Perubahan itu harus menyentuh semua aspek. Tidak hanya, aspek kognitif,
afektif, psikomotorik tetapi juga aspek spiritualitas. Zaman sudah berubah dan cenderung menampakkan
tanda-tanda degradasi moralitas dan spiritualitas bahkan sudah sampai pada
ambang emergensi yang mesti diantisipasi oleh semua pihak.
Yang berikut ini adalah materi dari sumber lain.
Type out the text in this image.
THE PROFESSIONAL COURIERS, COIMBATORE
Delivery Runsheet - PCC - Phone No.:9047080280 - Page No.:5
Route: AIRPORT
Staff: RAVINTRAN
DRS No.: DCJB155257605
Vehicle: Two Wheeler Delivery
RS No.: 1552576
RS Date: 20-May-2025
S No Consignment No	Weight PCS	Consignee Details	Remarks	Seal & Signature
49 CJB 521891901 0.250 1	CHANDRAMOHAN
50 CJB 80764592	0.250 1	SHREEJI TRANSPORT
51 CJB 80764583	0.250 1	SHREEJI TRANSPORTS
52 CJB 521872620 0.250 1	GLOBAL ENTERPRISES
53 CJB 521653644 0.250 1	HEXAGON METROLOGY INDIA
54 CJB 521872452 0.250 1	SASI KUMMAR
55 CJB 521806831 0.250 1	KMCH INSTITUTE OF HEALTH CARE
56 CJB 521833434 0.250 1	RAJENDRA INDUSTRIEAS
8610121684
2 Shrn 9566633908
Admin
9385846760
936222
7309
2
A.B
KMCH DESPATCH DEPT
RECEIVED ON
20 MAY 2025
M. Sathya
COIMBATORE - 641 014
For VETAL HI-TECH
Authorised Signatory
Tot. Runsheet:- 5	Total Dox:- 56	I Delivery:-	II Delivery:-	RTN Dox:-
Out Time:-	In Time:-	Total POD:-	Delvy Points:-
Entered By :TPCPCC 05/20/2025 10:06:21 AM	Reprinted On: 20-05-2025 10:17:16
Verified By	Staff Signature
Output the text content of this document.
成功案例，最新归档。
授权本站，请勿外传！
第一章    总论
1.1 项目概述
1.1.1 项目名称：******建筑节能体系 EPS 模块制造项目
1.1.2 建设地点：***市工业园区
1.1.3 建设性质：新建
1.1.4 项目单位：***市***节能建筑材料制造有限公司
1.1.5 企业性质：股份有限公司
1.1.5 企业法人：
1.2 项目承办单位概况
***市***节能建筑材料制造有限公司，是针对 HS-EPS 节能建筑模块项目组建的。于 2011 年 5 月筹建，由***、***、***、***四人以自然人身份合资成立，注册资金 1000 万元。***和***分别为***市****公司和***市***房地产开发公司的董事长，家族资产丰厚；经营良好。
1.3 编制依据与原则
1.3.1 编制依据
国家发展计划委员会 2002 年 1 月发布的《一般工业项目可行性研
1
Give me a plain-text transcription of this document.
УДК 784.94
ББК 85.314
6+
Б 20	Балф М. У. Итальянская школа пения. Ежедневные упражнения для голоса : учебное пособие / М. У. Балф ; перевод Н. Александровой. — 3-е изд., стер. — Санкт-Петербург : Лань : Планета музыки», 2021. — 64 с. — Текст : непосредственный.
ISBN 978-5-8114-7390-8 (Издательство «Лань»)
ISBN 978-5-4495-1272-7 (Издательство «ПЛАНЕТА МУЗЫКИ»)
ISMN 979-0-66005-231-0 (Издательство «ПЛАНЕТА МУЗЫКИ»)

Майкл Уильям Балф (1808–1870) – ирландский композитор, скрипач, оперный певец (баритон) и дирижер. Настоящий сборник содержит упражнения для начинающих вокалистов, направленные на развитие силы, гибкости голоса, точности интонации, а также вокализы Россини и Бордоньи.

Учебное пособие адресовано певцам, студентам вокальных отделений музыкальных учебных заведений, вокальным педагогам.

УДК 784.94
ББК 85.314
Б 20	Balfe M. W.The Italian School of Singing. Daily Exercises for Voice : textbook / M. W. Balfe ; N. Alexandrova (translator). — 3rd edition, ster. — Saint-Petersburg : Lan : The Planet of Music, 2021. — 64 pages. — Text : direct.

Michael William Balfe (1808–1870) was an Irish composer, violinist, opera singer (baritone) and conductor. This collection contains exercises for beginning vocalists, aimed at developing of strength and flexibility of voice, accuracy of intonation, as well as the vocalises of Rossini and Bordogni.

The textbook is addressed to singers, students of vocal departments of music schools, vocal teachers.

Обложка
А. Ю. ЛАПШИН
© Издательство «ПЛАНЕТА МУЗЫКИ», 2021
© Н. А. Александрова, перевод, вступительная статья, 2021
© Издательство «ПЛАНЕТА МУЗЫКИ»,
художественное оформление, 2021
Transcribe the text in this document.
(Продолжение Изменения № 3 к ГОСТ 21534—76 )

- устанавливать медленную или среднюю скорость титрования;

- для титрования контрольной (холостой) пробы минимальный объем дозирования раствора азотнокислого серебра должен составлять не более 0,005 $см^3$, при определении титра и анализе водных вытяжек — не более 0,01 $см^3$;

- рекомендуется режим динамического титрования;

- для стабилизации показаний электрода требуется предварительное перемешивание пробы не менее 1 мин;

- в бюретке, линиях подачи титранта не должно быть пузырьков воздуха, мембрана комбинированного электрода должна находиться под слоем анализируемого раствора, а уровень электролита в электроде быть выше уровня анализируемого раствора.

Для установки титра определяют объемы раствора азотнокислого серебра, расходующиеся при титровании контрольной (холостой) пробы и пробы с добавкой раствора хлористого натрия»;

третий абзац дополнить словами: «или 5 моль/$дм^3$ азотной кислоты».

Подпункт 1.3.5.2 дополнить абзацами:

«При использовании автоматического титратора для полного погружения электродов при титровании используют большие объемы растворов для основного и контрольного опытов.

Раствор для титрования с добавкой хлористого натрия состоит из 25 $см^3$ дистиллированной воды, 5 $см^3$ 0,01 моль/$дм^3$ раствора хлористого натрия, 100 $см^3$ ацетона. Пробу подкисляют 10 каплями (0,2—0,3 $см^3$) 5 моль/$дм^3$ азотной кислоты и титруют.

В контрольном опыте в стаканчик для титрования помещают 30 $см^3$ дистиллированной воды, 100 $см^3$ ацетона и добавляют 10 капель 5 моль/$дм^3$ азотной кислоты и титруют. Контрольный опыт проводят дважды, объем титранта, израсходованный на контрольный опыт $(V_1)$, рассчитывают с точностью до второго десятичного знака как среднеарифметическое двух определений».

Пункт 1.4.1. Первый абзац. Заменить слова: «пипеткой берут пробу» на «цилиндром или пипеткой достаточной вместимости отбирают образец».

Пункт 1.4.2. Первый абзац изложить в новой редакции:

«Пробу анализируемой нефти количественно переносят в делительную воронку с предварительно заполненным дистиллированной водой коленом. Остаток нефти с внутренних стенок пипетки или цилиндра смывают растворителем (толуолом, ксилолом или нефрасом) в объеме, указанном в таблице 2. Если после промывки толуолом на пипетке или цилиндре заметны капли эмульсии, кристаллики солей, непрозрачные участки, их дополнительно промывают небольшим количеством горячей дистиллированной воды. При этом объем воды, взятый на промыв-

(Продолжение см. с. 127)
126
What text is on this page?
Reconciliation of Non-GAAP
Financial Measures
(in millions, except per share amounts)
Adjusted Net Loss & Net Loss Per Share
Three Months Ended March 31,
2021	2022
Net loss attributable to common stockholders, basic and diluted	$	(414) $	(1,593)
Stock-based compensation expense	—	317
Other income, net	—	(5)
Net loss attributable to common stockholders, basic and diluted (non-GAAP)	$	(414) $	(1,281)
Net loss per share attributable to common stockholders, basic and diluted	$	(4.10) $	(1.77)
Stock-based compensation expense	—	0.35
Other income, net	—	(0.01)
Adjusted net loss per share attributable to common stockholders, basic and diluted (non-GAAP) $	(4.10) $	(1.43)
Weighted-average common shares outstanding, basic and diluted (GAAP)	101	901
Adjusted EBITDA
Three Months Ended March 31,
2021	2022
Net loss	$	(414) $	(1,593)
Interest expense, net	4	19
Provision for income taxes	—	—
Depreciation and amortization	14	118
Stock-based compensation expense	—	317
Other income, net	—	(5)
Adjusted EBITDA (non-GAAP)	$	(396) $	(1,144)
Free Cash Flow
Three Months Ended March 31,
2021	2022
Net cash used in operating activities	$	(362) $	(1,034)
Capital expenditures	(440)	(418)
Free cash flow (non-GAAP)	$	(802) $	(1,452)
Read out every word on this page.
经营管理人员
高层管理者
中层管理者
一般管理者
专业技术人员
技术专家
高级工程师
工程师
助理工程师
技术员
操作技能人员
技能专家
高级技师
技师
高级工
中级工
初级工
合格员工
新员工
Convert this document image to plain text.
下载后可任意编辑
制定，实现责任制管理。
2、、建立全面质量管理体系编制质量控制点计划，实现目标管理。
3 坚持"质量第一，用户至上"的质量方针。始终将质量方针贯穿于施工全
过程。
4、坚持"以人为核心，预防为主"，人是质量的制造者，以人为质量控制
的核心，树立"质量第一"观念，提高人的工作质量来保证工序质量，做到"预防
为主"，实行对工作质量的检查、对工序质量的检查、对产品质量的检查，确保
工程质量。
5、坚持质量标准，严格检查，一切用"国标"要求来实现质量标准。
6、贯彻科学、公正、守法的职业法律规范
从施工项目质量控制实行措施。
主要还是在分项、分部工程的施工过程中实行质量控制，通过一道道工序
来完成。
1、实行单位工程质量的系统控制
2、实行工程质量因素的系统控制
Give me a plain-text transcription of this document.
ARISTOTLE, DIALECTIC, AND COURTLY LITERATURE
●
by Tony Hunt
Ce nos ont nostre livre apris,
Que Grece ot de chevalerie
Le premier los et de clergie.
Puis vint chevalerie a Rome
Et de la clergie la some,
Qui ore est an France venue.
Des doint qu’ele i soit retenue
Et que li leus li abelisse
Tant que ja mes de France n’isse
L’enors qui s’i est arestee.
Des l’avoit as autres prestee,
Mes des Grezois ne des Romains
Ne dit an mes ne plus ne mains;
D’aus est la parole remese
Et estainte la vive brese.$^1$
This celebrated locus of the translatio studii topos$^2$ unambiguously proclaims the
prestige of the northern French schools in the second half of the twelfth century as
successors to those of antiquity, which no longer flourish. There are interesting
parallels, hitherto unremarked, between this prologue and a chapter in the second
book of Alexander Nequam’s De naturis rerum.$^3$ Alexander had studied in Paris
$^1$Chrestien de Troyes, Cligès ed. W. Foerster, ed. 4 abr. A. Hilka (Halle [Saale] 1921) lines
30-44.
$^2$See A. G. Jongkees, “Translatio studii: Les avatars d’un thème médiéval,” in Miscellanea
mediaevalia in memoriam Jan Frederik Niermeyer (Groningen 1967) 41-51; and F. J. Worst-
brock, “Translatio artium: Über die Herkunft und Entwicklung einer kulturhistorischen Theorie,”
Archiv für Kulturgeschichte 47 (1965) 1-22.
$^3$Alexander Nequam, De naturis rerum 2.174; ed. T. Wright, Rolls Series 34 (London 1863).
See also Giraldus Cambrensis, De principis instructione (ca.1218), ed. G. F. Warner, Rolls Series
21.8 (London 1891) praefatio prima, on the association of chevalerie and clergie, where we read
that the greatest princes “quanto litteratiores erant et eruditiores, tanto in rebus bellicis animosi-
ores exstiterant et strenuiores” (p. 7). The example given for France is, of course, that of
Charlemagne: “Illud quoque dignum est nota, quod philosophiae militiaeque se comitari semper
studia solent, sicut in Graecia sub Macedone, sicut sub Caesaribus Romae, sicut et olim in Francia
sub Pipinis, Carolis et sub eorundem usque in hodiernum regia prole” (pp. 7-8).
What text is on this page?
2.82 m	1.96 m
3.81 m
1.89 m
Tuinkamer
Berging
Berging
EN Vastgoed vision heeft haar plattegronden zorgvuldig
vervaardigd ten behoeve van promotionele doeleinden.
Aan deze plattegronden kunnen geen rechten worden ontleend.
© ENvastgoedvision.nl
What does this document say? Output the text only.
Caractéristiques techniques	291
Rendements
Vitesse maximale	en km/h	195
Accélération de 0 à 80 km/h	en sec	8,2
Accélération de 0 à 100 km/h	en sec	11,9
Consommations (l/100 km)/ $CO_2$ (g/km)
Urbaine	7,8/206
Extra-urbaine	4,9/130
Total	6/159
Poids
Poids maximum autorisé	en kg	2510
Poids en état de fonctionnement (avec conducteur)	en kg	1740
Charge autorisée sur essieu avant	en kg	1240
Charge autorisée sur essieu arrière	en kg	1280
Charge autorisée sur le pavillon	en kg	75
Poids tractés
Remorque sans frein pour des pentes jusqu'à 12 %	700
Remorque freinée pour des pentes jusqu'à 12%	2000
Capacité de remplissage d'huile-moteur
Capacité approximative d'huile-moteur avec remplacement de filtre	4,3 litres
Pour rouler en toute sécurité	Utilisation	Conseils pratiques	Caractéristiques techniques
Media Reformata Edisi 139 Tahun IX bulan Mei
2011 dalam kolom Surat Pembaca yang dikutip dari koran nasional dengan menuliskan
hasil survei/penelitian terhadap siswa.
Hasil yang mengagetkan kita semua bahwa sebanyak 49% dari siswa/responden
menyatakan bahwa mereka setuju budaya anarkis dengan mengatasnamakan
agama. Survai ini adalah bagian kecil
dari apa yang sedang terjadi dalam proses kehidupan di Indonesia. Apa yang sedang terjadi dalam dunia
pendidikan kita? Tentu, semua elemen dan berbagai pihak perlu bertobat
sungguh-sungguh dan bertanggung jawab untuk melakukan edukasi yang benar. Dalam
konteks kekristenan, Tuhan Yesus mengamanatkan pengajaran yang merupakan bagian
utuh dari amanat agung-Nya; dan pengajaran-Nya itu sangat relevan untuk menjadi
jawaban bagi semua persoalan hidup pada zaman ini. Soli Deo Gloria.
[1]Bandingkan dengan paparan dalam situs www.putra-putri-indonesia.com/tujuan-pendidikan-nasional.html secara khusus dalam kolom Tujuan Pendidikan Nasional dan id.wikipedia.org/wiki/Plato.
[2]Perhatikan penjelasan B.F. Drewes, dkk.
dalam buku “Kunci Bahasa Yunani
Perjanjian Baru”. Jakarta: BPK Gunung Mulia, 2008, hlm. 561.
[3]Bandingkan dengan tulisan Ferdinan K.
Suawa dalam Buku “Memahami Gramatika
Dasar Bahasa Yunani Koine”. Bandung: Kalam Hidup, 2009, hlm. 193.
[4]Bandingkan dengan penjelasan di dalam BibleWorks.
[5]Dikutip oleh William Liem dari buku Rick
Warren, The Purpose Driven Church”
hlm. 104.
[6]Perhatikan penjelasan William Liem yang dikutip
dari ide dasar Irvin A. Busenitz, “Training
for Pastoral Ministry,” hlm. 121.
[7]J.M. Price, Yesus Guru Agung. Bandung, LLB, t.t., hlm. 5.
[8]Max Lucado, Just Like Jesus, Yogyakarta: Gloria Graffa, 2010, hlm. 19.